“The significant thunderstorm and cloudburst experienced in Hunterdon and Somerset counties on Monday is a prime example of why utility companies need to provide the BPU with their updated strategy for handling widespread power outages,” said
Peterson, R-Hunterdon, Somerset and Warren. “Aging infrastructure needs to be evaluated and replaced. The number of downed poles, trees and wires, along with the delay in restoring power, are evidence that reinforcing the BPU’s authority to hold utilities accountable is critical.
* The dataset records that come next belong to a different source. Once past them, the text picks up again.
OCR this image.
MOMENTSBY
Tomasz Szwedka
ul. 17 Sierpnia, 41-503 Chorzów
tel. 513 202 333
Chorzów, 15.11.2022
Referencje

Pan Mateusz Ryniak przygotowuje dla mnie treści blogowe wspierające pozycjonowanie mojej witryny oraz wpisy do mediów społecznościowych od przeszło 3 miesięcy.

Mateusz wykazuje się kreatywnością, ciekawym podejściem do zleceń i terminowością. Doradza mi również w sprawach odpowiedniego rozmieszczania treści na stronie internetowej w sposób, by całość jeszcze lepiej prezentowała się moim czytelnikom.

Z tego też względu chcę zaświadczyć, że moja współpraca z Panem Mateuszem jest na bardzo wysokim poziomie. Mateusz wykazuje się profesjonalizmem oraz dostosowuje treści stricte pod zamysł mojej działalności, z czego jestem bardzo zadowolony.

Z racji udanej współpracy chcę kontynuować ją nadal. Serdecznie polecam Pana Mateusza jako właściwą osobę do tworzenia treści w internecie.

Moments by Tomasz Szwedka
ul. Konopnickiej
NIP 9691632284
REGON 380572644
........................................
The damage caused by these kinds of storms is more than an inconvenience to residents and businesses.
“A strategic plan is needed from each utility that will detail how they will replace aging infrastructure and regularly communicate the status of restoring power to customers during an emergency is why this legislation is needed,” he continued.
Simon said Super Storm Sandy as well as other recent storms that wreaked havoc throughout the state, including Hurricane Irene, Tropical Storm Lee and the October 2011 snowstorm, exposed the vulnerabilities of some utility companies throughout the state.
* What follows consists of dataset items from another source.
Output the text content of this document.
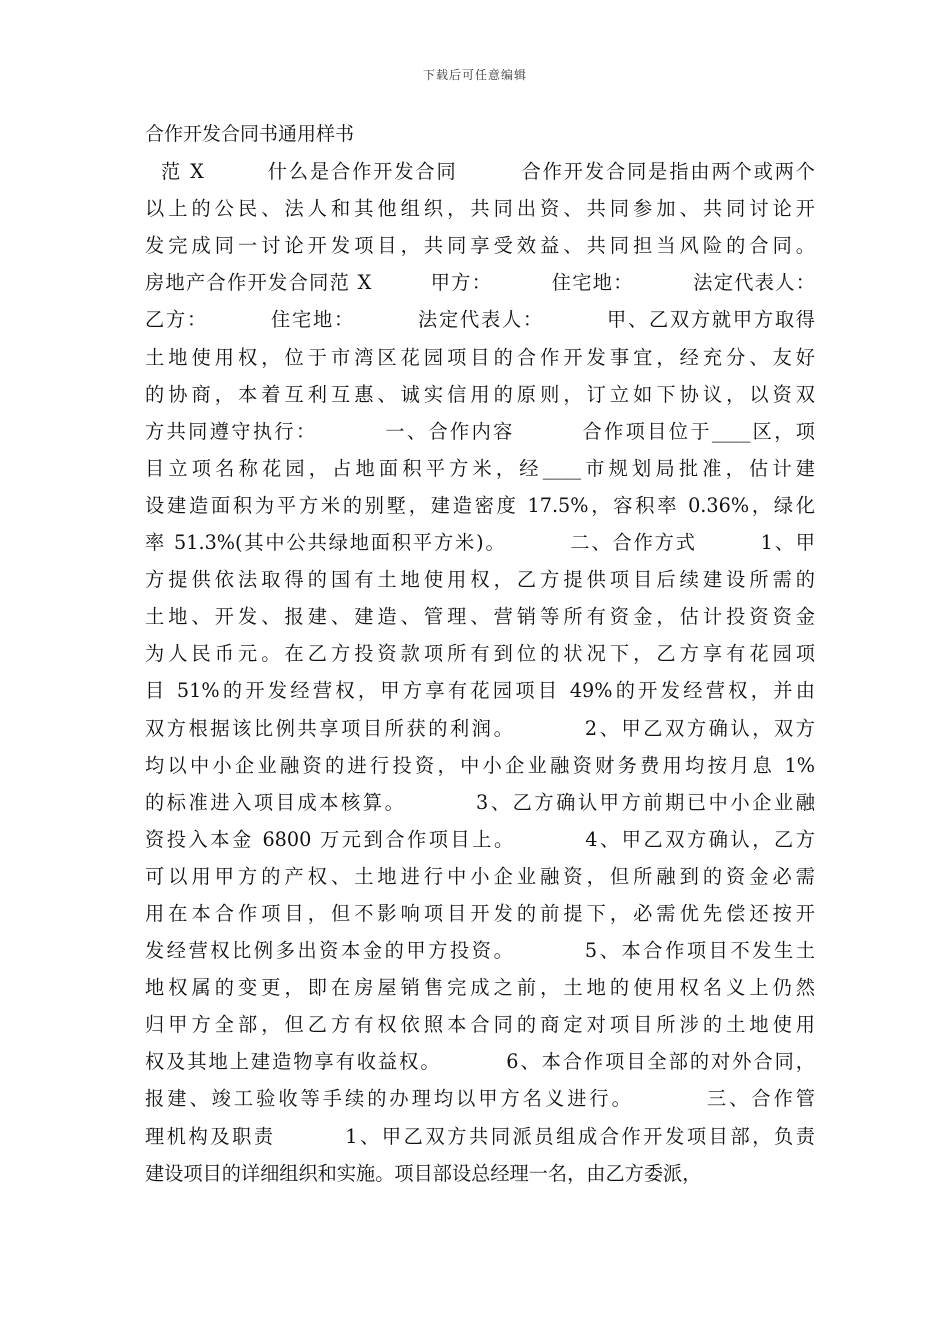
下载后可任意编辑
合作开发合同书通用样书
范 X        什么是合作开发合同        合作开发合同是指由两个或两个
以上的公民、法人和其他组织，共同出资、共同参加、共同讨论开
发完成同一讨论开发项目，共同享受效益、共同担当风险的合同。
房地产合作开发合同范 X        甲方：        住宅地：        法定代表人：
乙方：        住宅地：        法定代表人：        甲、乙双方就甲方取得
土地使用权，位于市湾区花园项目的合作开发事宜，经充分、友好
的协商，本着互利互惠、诚实信用的原则，订立如下协议，以资双
方共同遵守执行：        一、合作内容        合作项目位于____区，项
目立项名称花园，占地面积平方米，经____市规划局批准，估计建
设建造面积为平方米的别墅，建造密度 17.5%，容积率 0.36%，绿化
率 51.3%(其中公共绿地面积平方米)。        二、合作方式        1、甲
方提供依法取得的国有土地使用权，乙方提供项目后续建设所需的
土地、开发、报建、建造、管理、营销等所有资金，估计投资资金
为人民币元。在乙方投资款项所有到位的状况下，乙方享有花园项
目 51%的开发经营权，甲方享有花园项目 49%的开发经营权，并由
双方根据该比例共享项目所获的利润。        2、甲乙双方确认，双方
均以中小企业融资的进行投资，中小企业融资财务费用均按月息 1%
的标准进入项目成本核算。        3、乙方确认甲方前期已中小企业融
资投入本金 6800 万元到合作项目上。        4、甲乙双方确认，乙方
可以用甲方的产权、土地进行中小企业融资，但所融到的资金必需
用在本合作项目，但不影响项目开发的前提下，必需优先偿还按开
发经营权比例多出资本金的甲方投资。        5、本合作项目不发生土
地权属的变更，即在房屋销售完成之前，土地的使用权名义上仍然
归甲方全部，但乙方有权依照本合同的商定对项目所涉的土地使用
权及其地上建造物享有收益权。        6、本合作项目全部的对外合同，
报建、竣工验收等手续的办理均以甲方名义进行。        三、合作管
理机构及职责        1、甲乙双方共同派员组成合作开发项目部，负责
建设项目的详细组织和实施。项目部设总经理一名，由乙方委派，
“Even though certain utility companies said they were prepared to meet the serious challenges post Hurricane Irene, clearly they were not when Hurricane Sandy hit,” said Simon, R- Hunterdon, Somerset, Mercer and Middlesex. “Although prolonged outages were expected, the utilities’ accountability and reliability efforts were suboptimal.
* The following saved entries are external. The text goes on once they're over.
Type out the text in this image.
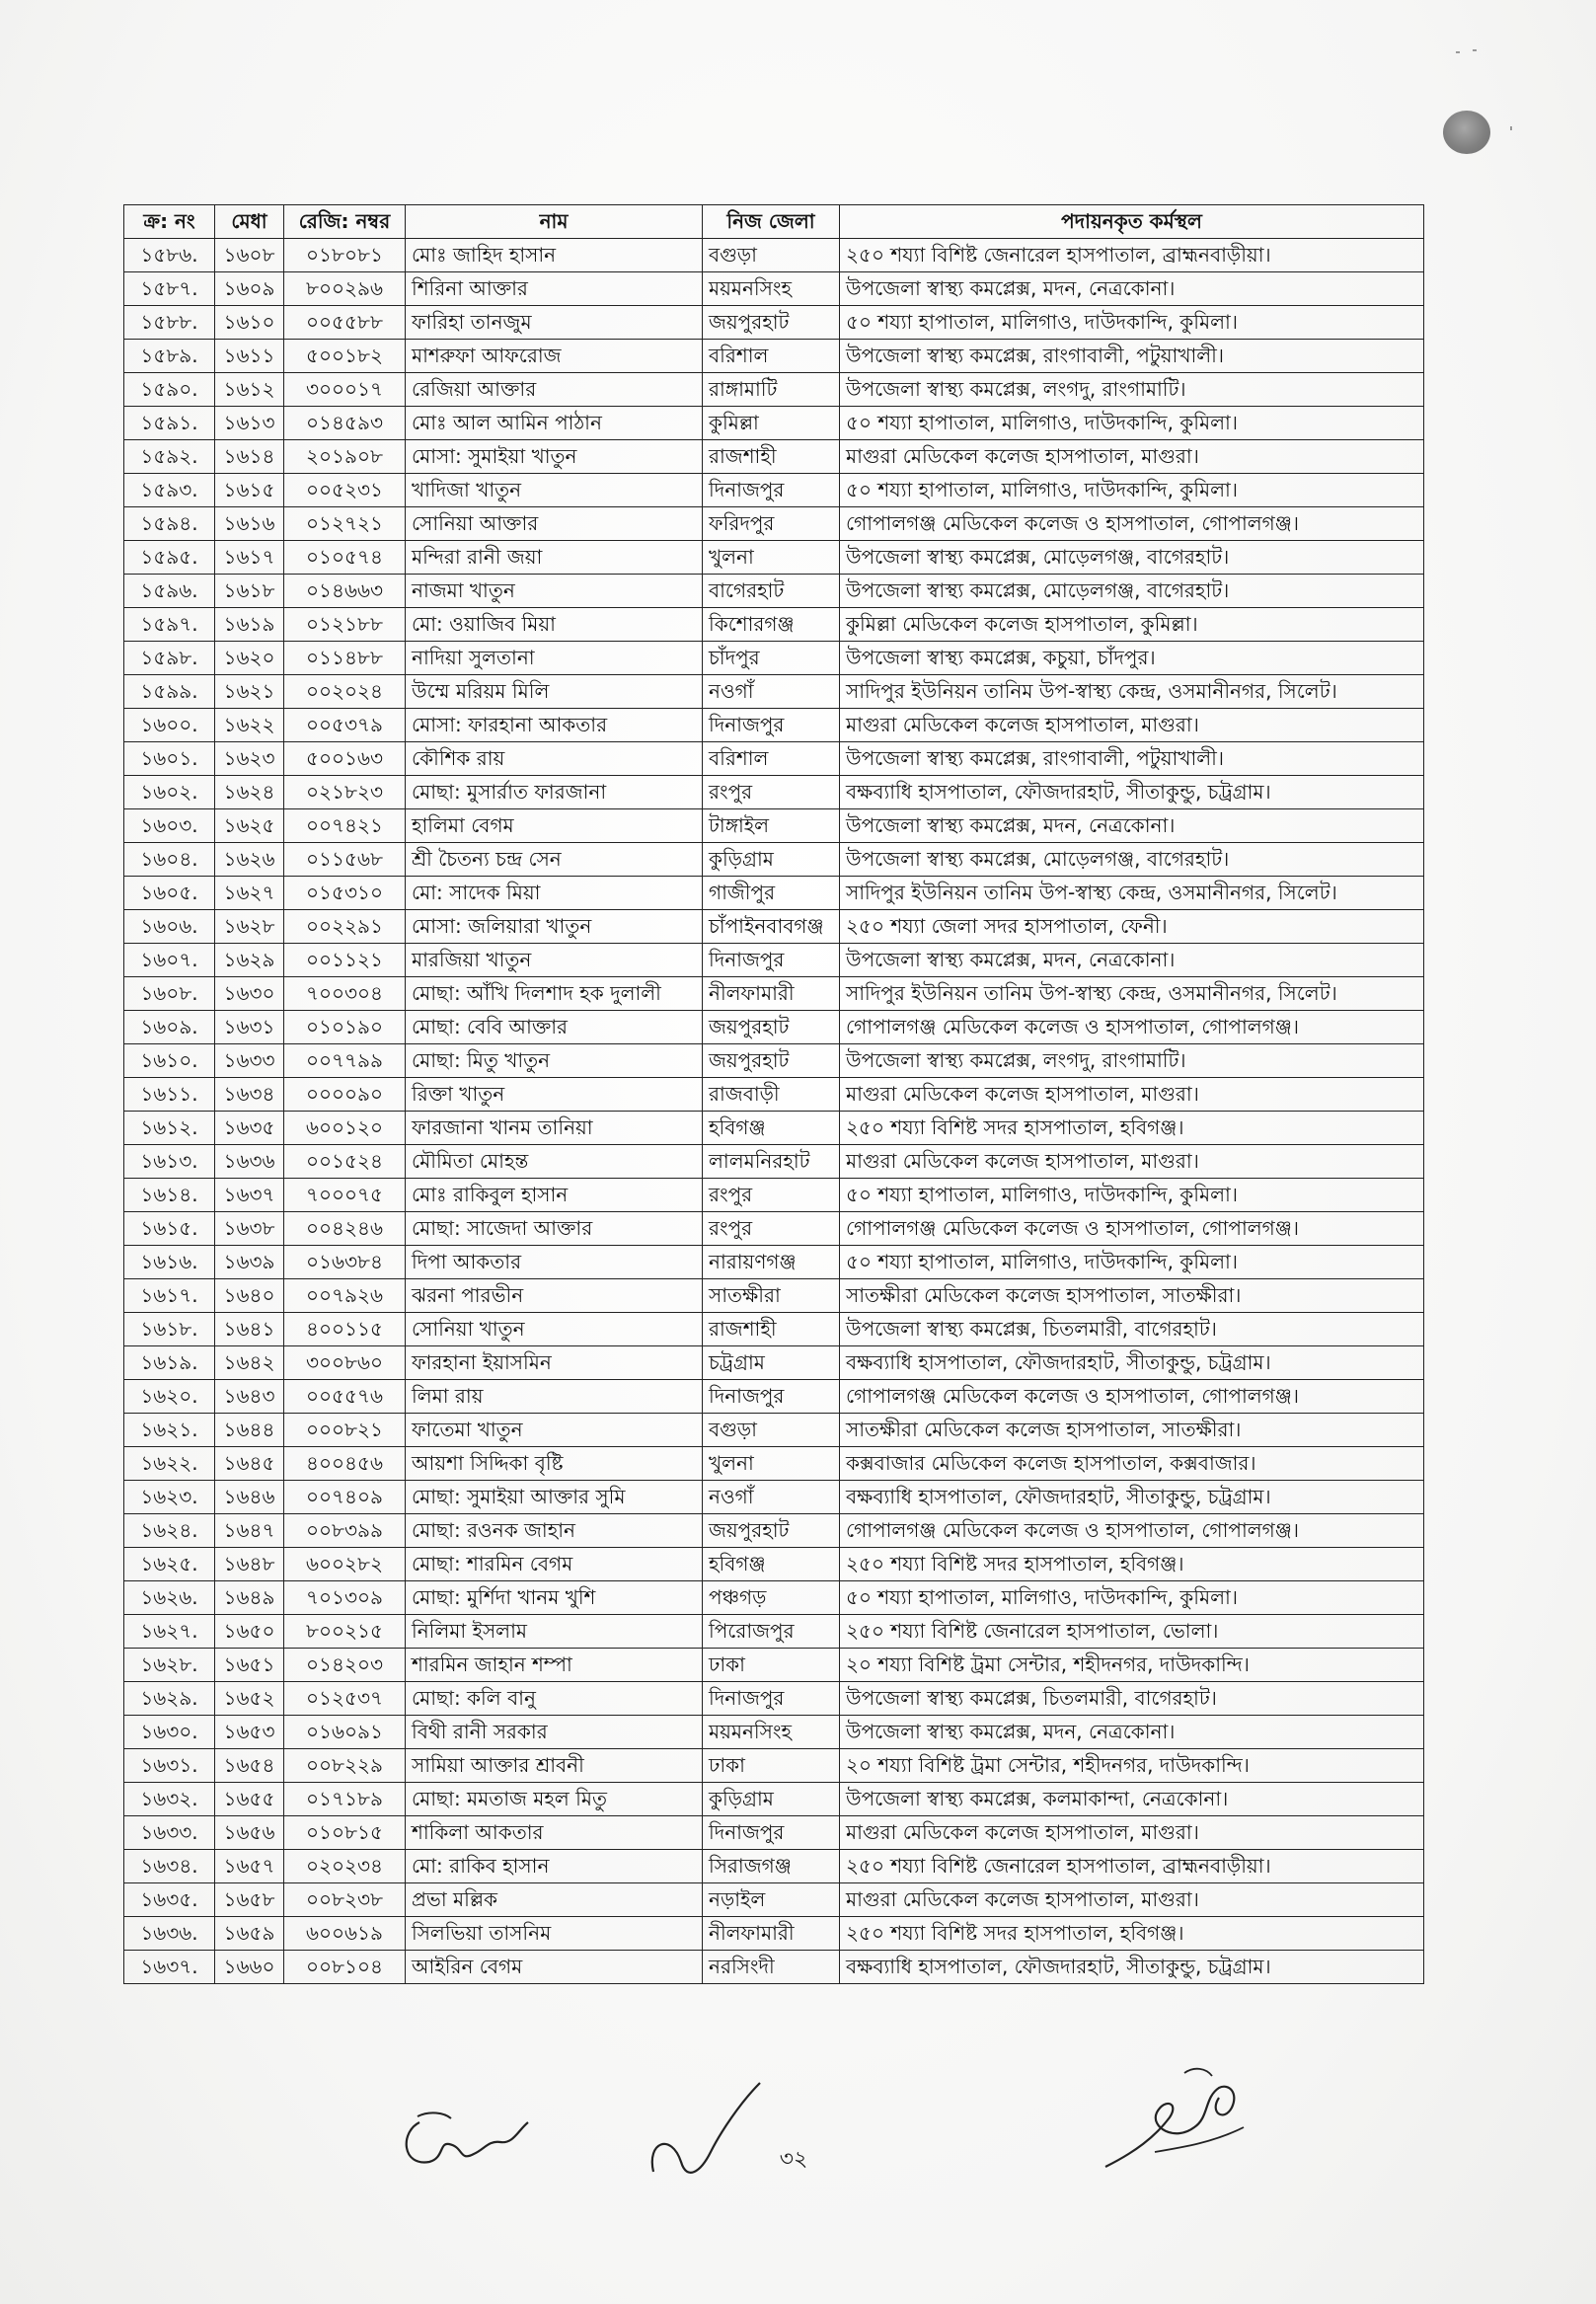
ক্র: নং	মেধা	রেজি: নম্বর	নাম	নিজ জেলা	পদায়নকৃত কর্মস্থল
১৫৮৬.	১৬০৮	০১৮০৮১	মোঃ জাহিদ হাসান	বগুড়া	২৫০ শয্যা বিশিষ্ট জেনারেল হাসপাতাল, ব্রাহ্মনবাড়ীয়া।
১৫৮৭.	১৬০৯	৮০০২৯৬	শিরিনা আক্তার	ময়মনসিংহ	উপজেলা স্বাস্থ্য কমপ্লেক্স, মদন, নেত্রকোনা।
১৫৮৮.	১৬১০	০০৫৫৮৮	ফারিহা তানজুম	জয়পুরহাট	৫০ শয্যা হাপাতাল, মালিগাও, দাউদকান্দি, কুমিলা।
১৫৮৯.	১৬১১	৫০০১৮২	মাশরুফা আফরোজ	বরিশাল	উপজেলা স্বাস্থ্য কমপ্লেক্স, রাংগাবালী, পটুয়াখালী।
১৫৯০.	১৬১২	৩০০০১৭	রেজিয়া আক্তার	রাঙ্গামাটি	উপজেলা স্বাস্থ্য কমপ্লেক্স, লংগদু, রাংগামাটি।
১৫৯১.	১৬১৩	০১৪৫৯৩	মোঃ আল আমিন পাঠান	কুমিল্লা	৫০ শয্যা হাপাতাল, মালিগাও, দাউদকান্দি, কুমিলা।
১৫৯২.	১৬১৪	২০১৯০৮	মোসা: সুমাইয়া খাতুন	রাজশাহী	মাগুরা মেডিকেল কলেজ হাসপাতাল, মাগুরা।
১৫৯৩.	১৬১৫	০০৫২৩১	খাদিজা খাতুন	দিনাজপুর	৫০ শয্যা হাপাতাল, মালিগাও, দাউদকান্দি, কুমিলা।
১৫৯৪.	১৬১৬	০১২৭২১	সোনিয়া আক্তার	ফরিদপুর	গোপালগঞ্জ মেডিকেল কলেজ ও হাসপাতাল, গোপালগঞ্জ।
১৫৯৫.	১৬১৭	০১০৫৭৪	মন্দিরা রানী জয়া	খুলনা	উপজেলা স্বাস্থ্য কমপ্লেক্স, মোড়েলগঞ্জ, বাগেরহাট।
১৫৯৬.	১৬১৮	০১৪৬৬৩	নাজমা খাতুন	বাগেরহাট	উপজেলা স্বাস্থ্য কমপ্লেক্স, মোড়েলগঞ্জ, বাগেরহাট।
১৫৯৭.	১৬১৯	০১২১৮৮	মো: ওয়াজিব মিয়া	কিশোরগঞ্জ	কুমিল্লা মেডিকেল কলেজ হাসপাতাল, কুমিল্লা।
১৫৯৮.	১৬২০	০১১৪৮৮	নাদিয়া সুলতানা	চাঁদপুর	উপজেলা স্বাস্থ্য কমপ্লেক্স, কচুয়া, চাঁদপুর।
১৫৯৯.	১৬২১	০০২০২৪	উম্মে মরিয়ম মিলি	নওগাঁ	সাদিপুর ইউনিয়ন তানিম উপ-স্বাস্থ্য কেন্দ্র, ওসমানীনগর, সিলেট।
১৬০০.	১৬২২	০০৫৩৭৯	মোসা: ফারহানা আকতার	দিনাজপুর	মাগুরা মেডিকেল কলেজ হাসপাতাল, মাগুরা।
১৬০১.	১৬২৩	৫০০১৬৩	কৌশিক রায়	বরিশাল	উপজেলা স্বাস্থ্য কমপ্লেক্স, রাংগাবালী, পটুয়াখালী।
১৬০২.	১৬২৪	০২১৮২৩	মোছা: মুসার্রাত ফারজানা	রংপুর	বক্ষব্যাধি হাসপাতাল, ফৌজদারহাট, সীতাকুন্ডু, চট্রগ্রাম।
১৬০৩.	১৬২৫	০০৭৪২১	হালিমা বেগম	টাঙ্গাইল	উপজেলা স্বাস্থ্য কমপ্লেক্স, মদন, নেত্রকোনা।
১৬০৪.	১৬২৬	০১১৫৬৮	শ্রী চৈতন্য চন্দ্র সেন	কুড়িগ্রাম	উপজেলা স্বাস্থ্য কমপ্লেক্স, মোড়েলগঞ্জ, বাগেরহাট।
১৬০৫.	১৬২৭	০১৫৩১০	মো: সাদেক মিয়া	গাজীপুর	সাদিপুর ইউনিয়ন তানিম উপ-স্বাস্থ্য কেন্দ্র, ওসমানীনগর, সিলেট।
১৬০৬.	১৬২৮	০০২২৯১	মোসা: জলিয়ারা খাতুন	চাঁপাইনবাবগঞ্জ	২৫০ শয্যা জেলা সদর হাসপাতাল, ফেনী।
১৬০৭.	১৬২৯	০০১১২১	মারজিয়া খাতুন	দিনাজপুর	উপজেলা স্বাস্থ্য কমপ্লেক্স, মদন, নেত্রকোনা।
১৬০৮.	১৬৩০	৭০০৩০৪	মোছা: আঁখি দিলশাদ হক দুলালী	নীলফামারী	সাদিপুর ইউনিয়ন তানিম উপ-স্বাস্থ্য কেন্দ্র, ওসমানীনগর, সিলেট।
১৬০৯.	১৬৩১	০১০১৯০	মোছা: বেবি আক্তার	জয়পুরহাট	গোপালগঞ্জ মেডিকেল কলেজ ও হাসপাতাল, গোপালগঞ্জ।
১৬১০.	১৬৩৩	০০৭৭৯৯	মোছা: মিতু খাতুন	জয়পুরহাট	উপজেলা স্বাস্থ্য কমপ্লেক্স, লংগদু, রাংগামাটি।
১৬১১.	১৬৩৪	০০০০৯০	রিক্তা খাতুন	রাজবাড়ী	মাগুরা মেডিকেল কলেজ হাসপাতাল, মাগুরা।
১৬১২.	১৬৩৫	৬০০১২০	ফারজানা খানম তানিয়া	হবিগঞ্জ	২৫০ শয্যা বিশিষ্ট সদর হাসপাতাল, হবিগঞ্জ।
১৬১৩.	১৬৩৬	০০১৫২৪	মৌমিতা মোহন্ত	লালমনিরহাট	মাগুরা মেডিকেল কলেজ হাসপাতাল, মাগুরা।
১৬১৪.	১৬৩৭	৭০০০৭৫	মোঃ রাকিবুল হাসান	রংপুর	৫০ শয্যা হাপাতাল, মালিগাও, দাউদকান্দি, কুমিলা।
১৬১৫.	১৬৩৮	০০৪২৪৬	মোছা: সাজেদা আক্তার	রংপুর	গোপালগঞ্জ মেডিকেল কলেজ ও হাসপাতাল, গোপালগঞ্জ।
১৬১৬.	১৬৩৯	০১৬৩৮৪	দিপা আকতার	নারায়ণগঞ্জ	৫০ শয্যা হাপাতাল, মালিগাও, দাউদকান্দি, কুমিলা।
১৬১৭.	১৬৪০	০০৭৯২৬	ঝরনা পারভীন	সাতক্ষীরা	সাতক্ষীরা মেডিকেল কলেজ হাসপাতাল, সাতক্ষীরা।
১৬১৮.	১৬৪১	৪০০১১৫	সোনিয়া খাতুন	রাজশাহী	উপজেলা স্বাস্থ্য কমপ্লেক্স, চিতলমারী, বাগেরহাট।
১৬১৯.	১৬৪২	৩০০৮৬০	ফারহানা ইয়াসমিন	চট্রগ্রাম	বক্ষব্যাধি হাসপাতাল, ফৌজদারহাট, সীতাকুন্ডু, চট্রগ্রাম।
১৬২০.	১৬৪৩	০০৫৫৭৬	লিমা রায়	দিনাজপুর	গোপালগঞ্জ মেডিকেল কলেজ ও হাসপাতাল, গোপালগঞ্জ।
১৬২১.	১৬৪৪	০০০৮২১	ফাতেমা খাতুন	বগুড়া	সাতক্ষীরা মেডিকেল কলেজ হাসপাতাল, সাতক্ষীরা।
১৬২২.	১৬৪৫	৪০০৪৫৬	আয়শা সিদ্দিকা বৃষ্টি	খুলনা	কক্সবাজার মেডিকেল কলেজ হাসপাতাল, কক্সবাজার।
১৬২৩.	১৬৪৬	০০৭৪০৯	মোছা: সুমাইয়া আক্তার সুমি	নওগাঁ	বক্ষব্যাধি হাসপাতাল, ফৌজদারহাট, সীতাকুন্ডু, চট্রগ্রাম।
১৬২৪.	১৬৪৭	০০৮৩৯৯	মোছা: রওনক জাহান	জয়পুরহাট	গোপালগঞ্জ মেডিকেল কলেজ ও হাসপাতাল, গোপালগঞ্জ।
১৬২৫.	১৬৪৮	৬০০২৮২	মোছা: শারমিন বেগম	হবিগঞ্জ	২৫০ শয্যা বিশিষ্ট সদর হাসপাতাল, হবিগঞ্জ।
১৬২৬.	১৬৪৯	৭০১৩০৯	মোছা: মুর্শিদা খানম খুশি	পঞ্চগড়	৫০ শয্যা হাপাতাল, মালিগাও, দাউদকান্দি, কুমিলা।
১৬২৭.	১৬৫০	৮০০২১৫	নিলিমা ইসলাম	পিরোজপুর	২৫০ শয্যা বিশিষ্ট জেনারেল হাসপাতাল, ভোলা।
১৬২৮.	১৬৫১	০১৪২০৩	শারমিন জাহান শম্পা	ঢাকা	২০ শয্যা বিশিষ্ট ট্রমা সেন্টার, শহীদনগর, দাউদকান্দি।
১৬২৯.	১৬৫২	০১২৫৩৭	মোছা: কলি বানু	দিনাজপুর	উপজেলা স্বাস্থ্য কমপ্লেক্স, চিতলমারী, বাগেরহাট।
১৬৩০.	১৬৫৩	০১৬০৯১	বিথী রানী সরকার	ময়মনসিংহ	উপজেলা স্বাস্থ্য কমপ্লেক্স, মদন, নেত্রকোনা।
১৬৩১.	১৬৫৪	০০৮২২৯	সামিয়া আক্তার শ্রাবনী	ঢাকা	২০ শয্যা বিশিষ্ট ট্রমা সেন্টার, শহীদনগর, দাউদকান্দি।
১৬৩২.	১৬৫৫	০১৭১৮৯	মোছা: মমতাজ মহল মিতু	কুড়িগ্রাম	উপজেলা স্বাস্থ্য কমপ্লেক্স, কলমাকান্দা, নেত্রকোনা।
১৬৩৩.	১৬৫৬	০১০৮১৫	শাকিলা আকতার	দিনাজপুর	মাগুরা মেডিকেল কলেজ হাসপাতাল, মাগুরা।
১৬৩৪.	১৬৫৭	০২০২৩৪	মো: রাকিব হাসান	সিরাজগঞ্জ	২৫০ শয্যা বিশিষ্ট জেনারেল হাসপাতাল, ব্রাহ্মনবাড়ীয়া।
১৬৩৫.	১৬৫৮	০০৮২৩৮	প্রভা মল্লিক	নড়াইল	মাগুরা মেডিকেল কলেজ হাসপাতাল, মাগুরা।
১৬৩৬.	১৬৫৯	৬০০৬১৯	সিলভিয়া তাসনিম	নীলফামারী	২৫০ শয্যা বিশিষ্ট সদর হাসপাতাল, হবিগঞ্জ।
১৬৩৭.	১৬৬০	০০৮১০৪	আইরিন বেগম	নরসিংদী	বক্ষব্যাধি হাসপাতাল, ফৌজদারহাট, সীতাকুন্ডু, চট্রগ্রাম।
৩২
“A utility company having new outage maps on the internet is not the answer if power is out or if someone does not have a smart phone or computer. That’s why it’s imperative that utility representatives are velcro’d to County OEM’s officials for minute-to-minute restoration updates for our constituents,” she continued. “This is still an issue as evidenced by the damage and delays in restoring power following Monday’s brief storm. This measure will put them on notice that there will be consequences should they fail to prepare, quickly respond and restore. It’s too important to the safety and welfare of residents and businesses to languish. Action is needed now.”
Peterson’s and Simon’s legislation, A-3255, the “Reliability, Preparedness & Storm Response Act of 2012,” requires public utilities to put in place aggressive planning requirements for service reliability and strategic communications in an emergency in the form of an annually submitted plan. It also requires the Board of Public Utilities’ (BPU) to develop and enforce performance benchmarks for service reliability, service disruption preparedness, service restoration, and communications for electric distribution companies doing business in the State. In addition, it grants BPU investigative authority to review public utility performance during an outage and, if found to be failing in implementing its reliability plan, impose civil administrative penalties.
It also increases daily fines from $100 to $25,000 with a maximum of $2 million in penalties for any series of violations related to a particular event. Public utilities would be prohibited from passing on the cost of the penalties to ratepayers.
The measure is based on recommendations outlined in the BPU’s performance review of public utilities in New Jersey during Hurricane Irene and the October 2011 snowstorm.